Personne ne croit que Marlène Schiappa annoncera la reprise des négociations. Elle est chargée de l'économie sociale et solidaire et de la vie associative.
Et à la salle des fêtes de Borgo, où elle était en début d'après-midi pour remettre des chèques à des associations au nom de la CPAM, elle n'a pas manqué de le rappeler : "je ne suis pas en charge du dialogue institutionnel, mais j'ai toute confiance en Gérald Darmanin et Gilles Simeoni pour mener cette discussion à bien, et parvenir à aboutir à des résultats".
Pour autant, Marlène Schiappa peine à rester totalement sur la réserve.

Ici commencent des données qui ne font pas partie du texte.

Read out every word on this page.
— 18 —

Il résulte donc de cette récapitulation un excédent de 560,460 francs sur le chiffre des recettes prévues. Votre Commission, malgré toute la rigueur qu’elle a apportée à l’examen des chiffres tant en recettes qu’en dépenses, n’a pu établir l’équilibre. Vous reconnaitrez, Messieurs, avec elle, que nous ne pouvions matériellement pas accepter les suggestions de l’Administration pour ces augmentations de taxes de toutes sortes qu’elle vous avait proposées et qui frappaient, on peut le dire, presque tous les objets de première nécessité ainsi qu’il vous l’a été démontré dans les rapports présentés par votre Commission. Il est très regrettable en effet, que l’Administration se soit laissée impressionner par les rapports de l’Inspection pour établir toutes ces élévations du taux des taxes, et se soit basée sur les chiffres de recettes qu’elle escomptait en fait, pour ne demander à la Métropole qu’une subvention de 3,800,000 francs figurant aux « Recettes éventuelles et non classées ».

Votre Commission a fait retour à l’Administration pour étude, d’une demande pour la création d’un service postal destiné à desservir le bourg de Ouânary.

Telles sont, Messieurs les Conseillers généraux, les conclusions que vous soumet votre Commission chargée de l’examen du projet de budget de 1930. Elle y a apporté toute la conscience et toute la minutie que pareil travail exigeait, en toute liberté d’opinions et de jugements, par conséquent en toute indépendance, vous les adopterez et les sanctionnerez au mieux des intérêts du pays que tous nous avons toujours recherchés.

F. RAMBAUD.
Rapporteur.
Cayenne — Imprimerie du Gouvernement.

Elle glisse rapidement, pour celles et ceux qui l'ignoreraient encore, qu'elle est d'origine corse, et qu'elle a un lien affectif avec l'île.
Beaucoup, en Corse, défendent leur culture et leurs valeurs de la manière la plus sereine et pacifique possible.
Marlène Schiappa
Elle l'affirme, elle est ici pour "valoriser ce qui s'y fait, et rencontrer des gens incroyables qui méritent d'être soutenus". Et ne manque pas de souligner la manière "théorique" dont Paris, parfois, peut voir les réalités de l'île où beaucoup tentent de "défendre leur culture et leurs valeurs de la manière la plus sereine et pacifique possible".

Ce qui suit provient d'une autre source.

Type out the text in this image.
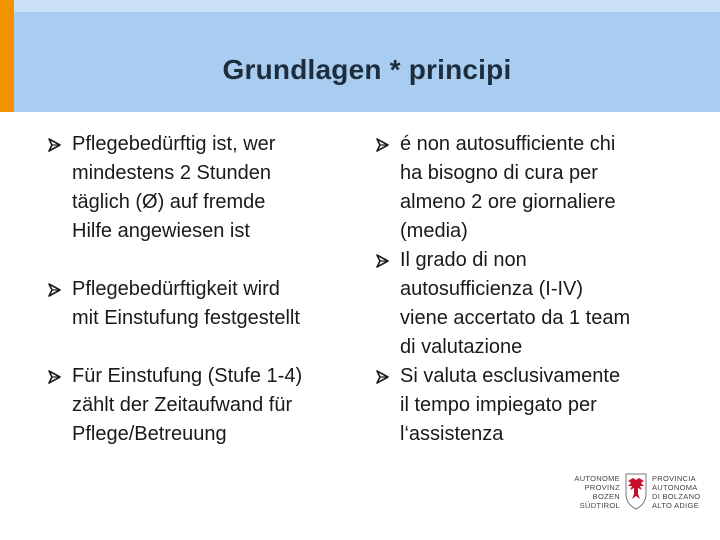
Grundlagen * principi
Pflegebedürftig ist, wer
mindestens 2 Stunden
täglich (Ø) auf fremde
Hilfe angewiesen ist
Pflegebedürftigkeit wird
mit Einstufung festgestellt
Für Einstufung (Stufe 1-4)
zählt der Zeitaufwand für
Pflege/Betreuung
é non autosufficiente chi
ha bisogno di cura per
almeno 2 ore giornaliere
(media)
Il grado di non
autosufficienza (I-IV)
viene accertato da 1 team
di valutazione
Si valuta esclusivamente
il tempo impiegato per
l‘assistenza
AUTONOME
PROVINZ
BOZEN
SÜDTIROL
PROVINCIA
AUTONOMA
DI BOLZANO
ALTO ADIGE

En cette première journée de visite, la membre du gouvernement se livre à une véritable défense et illustration de la Corse. La prochaine étape de la visite de Marlène Schiappa est le Palazzu Naziunale, à Corte, siège de l'éphémère nation corse au XVIIIe siècle. C'est dire...
'Hors contexte"
Mais Marlène Schiappa n'est pas Emmanuel Macron, ni Gérald Darmanin. Et avoir une possible alliée corso-compatible au gouvernement ne suffira pas à faire pencher la balance.
La ministre est hors contexte, elle trace son propre sillon mais les choses se passeront ailleurs, à un autre niveau.
Michel Castellani, député
Un peu plus tôt, à sa descente d'avion, la secrétaire d'Etat s'était arrêtée au stade Armand Cesari, pour saluer la création de la SCIC du SC Bastia, géré sous forme de coopérative. Et si nombre d'élus nationalistes s'étaient faits excuser, Michel Castellani, supporter de la première heure, avait fait le déplacement.

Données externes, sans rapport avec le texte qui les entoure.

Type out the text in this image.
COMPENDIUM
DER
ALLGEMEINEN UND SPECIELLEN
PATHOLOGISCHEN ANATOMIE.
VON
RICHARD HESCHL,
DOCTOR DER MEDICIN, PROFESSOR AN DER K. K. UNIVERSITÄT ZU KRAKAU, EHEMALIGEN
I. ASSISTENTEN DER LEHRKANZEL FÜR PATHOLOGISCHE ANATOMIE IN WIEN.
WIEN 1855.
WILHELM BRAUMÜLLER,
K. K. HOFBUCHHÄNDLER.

Et pour lui, les choses sont claires : "la ministre est hors contexte, elle trace son propre sillon mais les choses se passeront ailleurs, à un autre niveau. Le dialogue officiel ne reprendra qu'au moment où Ferrandi et Alessandri seront libérés. Ca c'est clair, c'est formel, c'est dit, c'est signé. On ne demande rien d'autre que l'application de la loi concernant ces deux personnes".
En Corse, en ce moment, le terrain est miné, et Marlène Schiappa le sait bien. Lorsqu'on l'interroge sur le sujet des prisonniers, la secrétaire d'état, en vraie politique, ménage la chèvre et le chou : "il m'a déjà été reproché, par le passé, de me mêler de justice, dans le domaine corse comme dans celui du féminicide. J'ai appris de mes erreurs, je respecte une stricte séparation des pouvoirs, et je ne vais pas me prononcer".
Avant d'ajouter : "mais chacun connaît ma position, je me suis déjà exprimée sur le sujet". Pas vraiment, après vérification.
Si Marlène Schiappa a dit, à plusieurs reprises, qu'elle était attachée à l'idée que les personnes incarcérées puissent avoir accès à leur famille plus facilement, elle n'a pas pris position sur les récentes décisions de justice, et sur la question de la semi-liberté de Ferrandi et Alessandri.
Ce matin, Michel Castellani n'était pas le seul élu nationaliste à avoir fait le déplacement. Marie-Antoinette Maupertuis était également présente à Furiani. La présidente de l'Assemblée de Corse s'est entretenue un long moment avec Marlène Schiappa, à l'écart des micros, après le dépôt d'une gerbe devant la stèle du 5 mai. Rien n'a filtré de ces échanges.
Une nouvelle preuve que les discussions informelles entre Paris et la Corse n'ont pas cessé, comme la majorité nationaliste le souligne régulièrement. Mais il y a encore loin jusqu'à la reprise d'une discussion officielle.